Выбрать главу

Вместе с Аделью у «Прозерпины» получалась нехилая такая ударная группа из людей с измененной ДНК и ученых. А главное – все было основано на близкородственных семейных связях. Никаких посторонних! Только свои, скованные общей целью. Прям настоящая мафия, и сицилийские крестные отцы от зависти рыдали в сторонке.

- Хотя вы и не член семьи, но вы получите шанс стать частью прекрасно организованного плана, - внушала Элен Громову, - вы справитесь с задачей лучше Драгослава, потому что ваш дар – естественный. Вы стали странником между мирами не в силу химических стимуляторов, а в силу обстоятельств, в силу судьбы. Завтра вы просто покажете, на что способны, и если Антуан одобрит, то послезавтра, наверное, вы уже поплывете с ним в Париж, к жене. Так что постарайтесь, Юра! В ваших интересах, чтобы все прошло, как выражаются русские, без сучка и задоринки.

Однако Громов, пусть и не обладая способностями телепата и ясновидца, догадывался интуитивно, что ни в какой Париж он не поплывет. Все решится именно здесь, вдали от чужих глаз. Хотя место для портала не имело по большому счету значения, мистически настроенный ум всегда предпочитает подкреплять веру соответствующими декорациями.
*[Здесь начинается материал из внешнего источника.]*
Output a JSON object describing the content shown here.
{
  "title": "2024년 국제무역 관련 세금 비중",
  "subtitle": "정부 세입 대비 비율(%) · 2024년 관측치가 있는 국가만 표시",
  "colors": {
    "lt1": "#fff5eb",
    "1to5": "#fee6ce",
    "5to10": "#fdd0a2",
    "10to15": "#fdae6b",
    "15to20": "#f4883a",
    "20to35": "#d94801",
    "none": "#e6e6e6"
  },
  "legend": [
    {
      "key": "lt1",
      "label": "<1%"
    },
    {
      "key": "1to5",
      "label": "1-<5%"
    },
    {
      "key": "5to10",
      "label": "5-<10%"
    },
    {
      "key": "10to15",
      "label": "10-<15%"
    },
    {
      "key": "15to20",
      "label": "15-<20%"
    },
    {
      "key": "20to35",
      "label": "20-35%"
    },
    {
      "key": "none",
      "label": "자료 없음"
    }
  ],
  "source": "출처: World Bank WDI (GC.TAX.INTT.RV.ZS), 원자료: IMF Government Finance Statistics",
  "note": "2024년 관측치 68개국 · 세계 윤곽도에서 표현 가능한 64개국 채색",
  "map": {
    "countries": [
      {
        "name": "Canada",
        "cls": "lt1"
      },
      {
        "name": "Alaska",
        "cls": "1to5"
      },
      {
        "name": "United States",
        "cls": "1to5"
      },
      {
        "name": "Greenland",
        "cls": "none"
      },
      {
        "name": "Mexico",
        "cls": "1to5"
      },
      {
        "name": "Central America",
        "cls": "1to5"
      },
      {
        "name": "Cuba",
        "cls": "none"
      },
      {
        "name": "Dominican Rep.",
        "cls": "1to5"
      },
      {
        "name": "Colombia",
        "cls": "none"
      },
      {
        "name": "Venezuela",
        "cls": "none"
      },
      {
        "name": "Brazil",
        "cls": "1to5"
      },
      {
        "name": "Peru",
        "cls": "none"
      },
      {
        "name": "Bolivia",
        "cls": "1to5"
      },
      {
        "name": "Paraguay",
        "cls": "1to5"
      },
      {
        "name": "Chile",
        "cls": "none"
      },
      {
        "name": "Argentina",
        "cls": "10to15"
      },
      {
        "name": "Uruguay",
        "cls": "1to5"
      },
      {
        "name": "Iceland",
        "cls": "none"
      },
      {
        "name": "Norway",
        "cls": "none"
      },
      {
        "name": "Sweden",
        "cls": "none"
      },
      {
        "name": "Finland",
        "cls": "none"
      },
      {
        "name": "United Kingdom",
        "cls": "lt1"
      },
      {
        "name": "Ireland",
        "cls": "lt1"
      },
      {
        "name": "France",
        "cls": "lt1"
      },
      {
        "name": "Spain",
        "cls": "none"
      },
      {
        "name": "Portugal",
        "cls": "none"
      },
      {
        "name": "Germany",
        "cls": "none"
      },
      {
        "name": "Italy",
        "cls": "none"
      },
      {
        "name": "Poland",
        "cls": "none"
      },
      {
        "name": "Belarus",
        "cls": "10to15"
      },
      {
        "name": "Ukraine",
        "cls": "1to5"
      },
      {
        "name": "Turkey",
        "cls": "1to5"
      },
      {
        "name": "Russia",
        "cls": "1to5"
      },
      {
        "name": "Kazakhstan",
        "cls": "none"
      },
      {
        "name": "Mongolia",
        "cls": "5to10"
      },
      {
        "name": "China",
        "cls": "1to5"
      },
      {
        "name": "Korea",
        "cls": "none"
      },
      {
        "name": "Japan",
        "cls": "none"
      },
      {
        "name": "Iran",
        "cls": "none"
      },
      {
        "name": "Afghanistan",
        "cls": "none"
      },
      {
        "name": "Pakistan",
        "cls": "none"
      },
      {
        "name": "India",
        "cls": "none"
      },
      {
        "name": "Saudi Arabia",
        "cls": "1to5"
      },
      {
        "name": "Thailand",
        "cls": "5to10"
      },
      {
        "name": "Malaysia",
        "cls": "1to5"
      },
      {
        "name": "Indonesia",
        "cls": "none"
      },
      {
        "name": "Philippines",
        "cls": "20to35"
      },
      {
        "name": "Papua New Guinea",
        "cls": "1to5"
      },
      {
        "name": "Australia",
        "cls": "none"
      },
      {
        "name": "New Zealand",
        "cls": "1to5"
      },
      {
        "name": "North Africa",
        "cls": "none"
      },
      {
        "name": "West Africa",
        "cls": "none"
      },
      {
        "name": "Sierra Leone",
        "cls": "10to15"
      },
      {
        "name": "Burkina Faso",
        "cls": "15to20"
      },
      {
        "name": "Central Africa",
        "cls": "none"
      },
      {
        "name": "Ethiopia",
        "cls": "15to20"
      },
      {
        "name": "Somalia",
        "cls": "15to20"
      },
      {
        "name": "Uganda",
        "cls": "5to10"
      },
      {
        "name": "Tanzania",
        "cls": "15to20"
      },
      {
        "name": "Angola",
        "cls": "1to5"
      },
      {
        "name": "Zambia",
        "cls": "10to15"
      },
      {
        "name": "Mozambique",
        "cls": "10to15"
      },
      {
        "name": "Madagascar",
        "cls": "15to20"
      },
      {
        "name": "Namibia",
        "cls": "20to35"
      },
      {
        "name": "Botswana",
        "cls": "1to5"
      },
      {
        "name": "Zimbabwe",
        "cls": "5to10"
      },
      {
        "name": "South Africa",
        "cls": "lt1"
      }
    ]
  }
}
Пожалуй, Громов чувствовал де Трейси сейчас получше Элен, он чувствовал его подспудные желания. Магистр хотел организовать что-то вроде древнеегипетской мистерии вдали от цивилизованных троп и непременно в промежутке между Кратером и Мадагаскаром. Именно Крозе являлся вершиной стройного треугольника, соединяющего центры силы, а не Кергелен, расположенный намного дальше к востоку. Геометрия для мистика имела значение.
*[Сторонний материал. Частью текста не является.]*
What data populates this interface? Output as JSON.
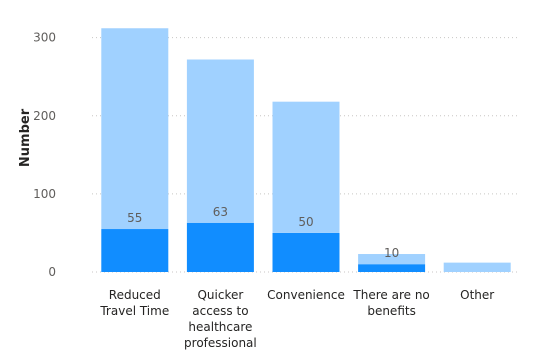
{
  "chart_data": {
    "type": "bar",
    "stacked": true,
    "categories": [
      [
        "Reduced",
        "Travel Time"
      ],
      [
        "Quicker",
        "access to",
        "healthcare",
        "professional"
      ],
      [
        "Convenience"
      ],
      [
        "There are no",
        "benefits"
      ],
      [
        "Other"
      ]
    ],
    "series": [
      {
        "values": [
          55,
          63,
          50,
          10,
          0
        ],
        "color": "#118dff",
        "labels": [
          "55",
          "63",
          "50",
          "10",
          ""
        ]
      },
      {
        "values": [
          257,
          209,
          168,
          13,
          12
        ],
        "color": "#a0d1ff"
      }
    ],
    "ylabel": "Number",
    "ylim": [
      0,
      320
    ],
    "yticks": [
      0,
      100,
      200,
      300
    ],
    "grid": true
  }
}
Оказавшись на палубе, Юра какое-то время рассматривал угрюмый океан и кипящие злой пеной рифы, но потом повернулся к ожидавшим представления «шишкам» из «Прозерпины». Их лица не выражали ничего, кроме высокомерия и малой толики любопытства. В основном это были мужчины, но среди них затерялась и женщина странной наружности – понять ее пол можно было лишь по женской одежде, тогда как внешность была груба и по-мужски массивна.

Слева и справа от «высокой комиссии» стояли вооруженные автоматами солдаты. Именно из-за них все действо перенесли на свободное пространство палубы. Открыть огонь в тесном помещении никто бы не рискнул.
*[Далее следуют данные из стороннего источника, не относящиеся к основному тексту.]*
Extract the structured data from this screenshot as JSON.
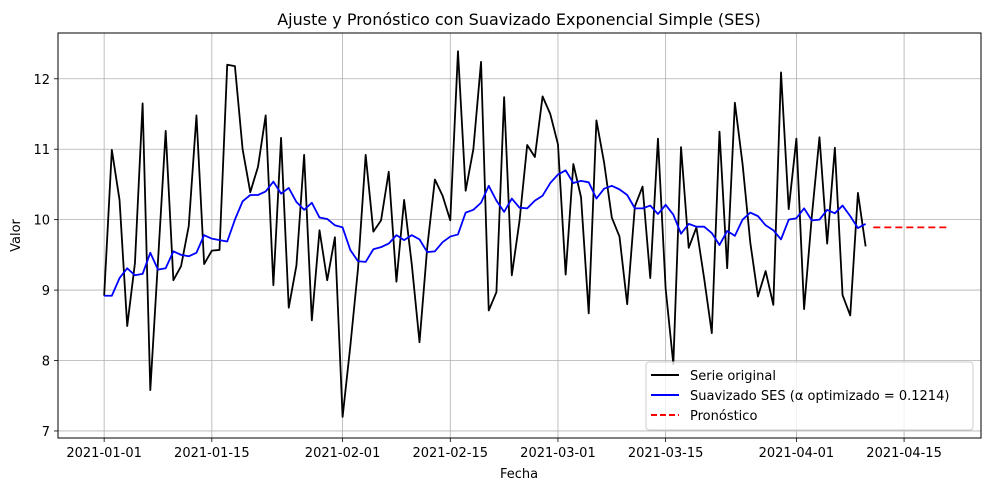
{
  "chart_data": {
    "type": "line",
    "title": "Ajuste y Pronóstico con Suavizado Exponencial Simple (SES)",
    "xlabel": "Fecha",
    "ylabel": "Valor",
    "xlim": [
      "2020-12-26",
      "2021-04-25"
    ],
    "ylim": [
      6.9,
      12.65
    ],
    "x_ticks": [
      "2021-01-01",
      "2021-01-15",
      "2021-02-01",
      "2021-02-15",
      "2021-03-01",
      "2021-03-15",
      "2021-04-01",
      "2021-04-15"
    ],
    "y_ticks": [
      7,
      8,
      9,
      10,
      11,
      12
    ],
    "grid": true,
    "legend_position": "lower right",
    "x_start": "2021-01-01",
    "x_step": "1 day",
    "series": [
      {
        "name": "Serie original",
        "color": "#000000",
        "style": "solid",
        "values": [
          8.92,
          10.99,
          10.28,
          8.49,
          9.38,
          11.65,
          7.58,
          9.41,
          11.26,
          9.14,
          9.34,
          9.91,
          11.48,
          9.37,
          9.56,
          9.57,
          12.2,
          12.18,
          11.0,
          10.39,
          10.75,
          11.48,
          9.07,
          11.16,
          8.75,
          9.35,
          10.92,
          8.57,
          9.85,
          9.14,
          9.75,
          7.2,
          8.2,
          9.3,
          10.92,
          9.83,
          9.99,
          10.68,
          9.12,
          10.28,
          9.36,
          8.26,
          9.6,
          10.57,
          10.34,
          9.99,
          12.39,
          10.41,
          11.0,
          12.24,
          8.71,
          8.97,
          11.74,
          9.21,
          9.98,
          11.06,
          10.89,
          11.75,
          11.5,
          11.07,
          9.22,
          10.79,
          10.32,
          8.67,
          11.41,
          10.81,
          10.03,
          9.76,
          8.8,
          10.19,
          10.47,
          9.17,
          11.15,
          9.02,
          7.95,
          11.03,
          9.6,
          9.89,
          9.17,
          8.39,
          11.25,
          9.31,
          11.66,
          10.79,
          9.68,
          8.91,
          9.27,
          8.79,
          12.09,
          10.15,
          11.15,
          8.73,
          10.04,
          11.17,
          9.66,
          11.02,
          8.93,
          8.64,
          10.38,
          9.62
        ]
      },
      {
        "name": "Suavizado SES (α optimizado = 0.1214)",
        "color": "#0000ff",
        "style": "solid",
        "values": [
          8.92,
          8.92,
          9.17,
          9.31,
          9.21,
          9.23,
          9.53,
          9.29,
          9.31,
          9.55,
          9.5,
          9.48,
          9.53,
          9.78,
          9.73,
          9.71,
          9.69,
          10.0,
          10.26,
          10.35,
          10.35,
          10.4,
          10.54,
          10.37,
          10.45,
          10.25,
          10.14,
          10.24,
          10.03,
          10.01,
          9.92,
          9.89,
          9.57,
          9.41,
          9.4,
          9.58,
          9.61,
          9.66,
          9.78,
          9.71,
          9.78,
          9.72,
          9.54,
          9.55,
          9.68,
          9.76,
          9.79,
          10.1,
          10.14,
          10.24,
          10.48,
          10.27,
          10.11,
          10.3,
          10.17,
          10.16,
          10.27,
          10.34,
          10.52,
          10.64,
          10.7,
          10.52,
          10.55,
          10.53,
          10.3,
          10.44,
          10.48,
          10.43,
          10.35,
          10.16,
          10.16,
          10.2,
          10.08,
          10.21,
          10.07,
          9.8,
          9.94,
          9.9,
          9.9,
          9.81,
          9.64,
          9.84,
          9.77,
          10.0,
          10.1,
          10.05,
          9.92,
          9.85,
          9.72,
          10.0,
          10.02,
          10.16,
          9.99,
          10.0,
          10.14,
          10.09,
          10.2,
          10.05,
          9.88,
          9.94
        ]
      },
      {
        "name": "Pronóstico",
        "color": "#ff0000",
        "style": "dashed",
        "x_start": "2021-04-11",
        "values": [
          9.89,
          9.89,
          9.89,
          9.89,
          9.89,
          9.89,
          9.89,
          9.89,
          9.89,
          9.89,
          9.89
        ]
      }
    ]
  }
}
Громов опустил подбородок на грудь, скрывая горькую усмешку. Все было точно так, как и в сцене, подсмотренной Тимуром с площадки. Дурная копия, приверженность оригиналу... Разве что оператору артефакта не собирались вводить наркотик – именно на этом и делала акцент Элен д'Орсэ, всячески подчеркивая, какую замечательную альтернативу она нашла.

Тимур тоже был здесь. Он стоял сбоку от толпы, имел вид бледный и взволнованный и снова, как и в вертолете, шарил по груди в поисках ладанки, как будто бы нервничая в преддверии жуткого зрелища. Громов при виде его игры непроизвольно улыбнулся. Даже сейчас, когда на него никто не смотрел, Борецкий ни на секунду не выходил из образа.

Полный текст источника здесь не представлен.